Judge Questions Trump’s Justice Department on Education Cuts
By Nate Raymond
BOSTON (Reuters) – A federal judge on Friday sharply questioned a lawyer from President Donald Trump’s Justice Department who defended the administration’s decision to terminate over 1,300 U.S. Department of Education employees in response to a lawsuit by Democratic-led states.
U.S. District Judge Myong Joun, during a hearing in Boston, expressed skepticism about the administration’s claims. Lawyers for the Republican administration disputed the argument that the mass termination, announced last month, of nearly half of the department’s workforce, represented an unlawful effort by Trump to abolish the agency.
Democratic attorneys general from 20 states and the District of Columbia, along with several school districts and teachers’ unions, have challenged these staff terminations in lawsuits before Judge Joun.
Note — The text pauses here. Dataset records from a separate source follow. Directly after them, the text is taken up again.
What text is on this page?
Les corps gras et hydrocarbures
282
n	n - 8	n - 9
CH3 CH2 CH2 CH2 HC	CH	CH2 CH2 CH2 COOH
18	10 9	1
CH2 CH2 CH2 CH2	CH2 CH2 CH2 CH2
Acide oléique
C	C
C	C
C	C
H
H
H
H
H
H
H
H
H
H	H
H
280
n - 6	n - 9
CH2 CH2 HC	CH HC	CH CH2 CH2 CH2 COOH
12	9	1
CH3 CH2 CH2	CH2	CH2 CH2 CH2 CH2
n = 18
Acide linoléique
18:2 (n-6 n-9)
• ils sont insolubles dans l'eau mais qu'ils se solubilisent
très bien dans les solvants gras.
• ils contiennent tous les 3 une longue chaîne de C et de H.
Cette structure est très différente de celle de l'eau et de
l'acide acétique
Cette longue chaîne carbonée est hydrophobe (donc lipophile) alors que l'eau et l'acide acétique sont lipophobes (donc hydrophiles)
> “There’s nothing in the record to show Congress has authorized the closure of the department,” Joun, appointed by Democratic President Joe Biden, told Eric Hamilton, a lawyer for Trump’s Justice Department.
Hamilton responded that the Education Department “is not closed and it is not closing absent an act of Congress,” a goal he said Trump would pursue through legislation.
The president last month signed an executive order calling for the department’s closure as part of a longstanding promise aimed at decentralizing school policy and placing it in the hands of state and local boards.
Hamilton claimed that the mass terminations, announced on March 11 by Secretary of Education Linda McMahon, are part of a lawful effort to streamline the department by cutting “bureaucratic bloat.”
However, Rabia Muqaddam, a lawyer with New York Attorney General Letitia James’ office, argued that the cuts amounted to more than a reorganization as they severely diminished core units and stripped the agency of essential resources to fulfill its statutory obligations.
She and her co-counsel stated that the cuts had rendered the agency incapable of administering funding for public schools, managing student loans, and enforcing civil rights law, ultimately harming states and school districts dependent on significant federal education funding.
> “The department is no longer functioning, and it is getting worse every day,” Muqaddam stated.
Hamilton contended that the state attorneys general sought a court order that would place them as the chief human resources officer for the department. Judge Joun questioned if that was an accurate representation of the situation.
The Boston judge compared the scenario to a Dunkin’ Donuts shop, suggesting that if employees lost their jobs, his primary concern would be whether he could get served, not their rehiring.
> “They’re saying, ’I want my cup of coffee,’” he remarked.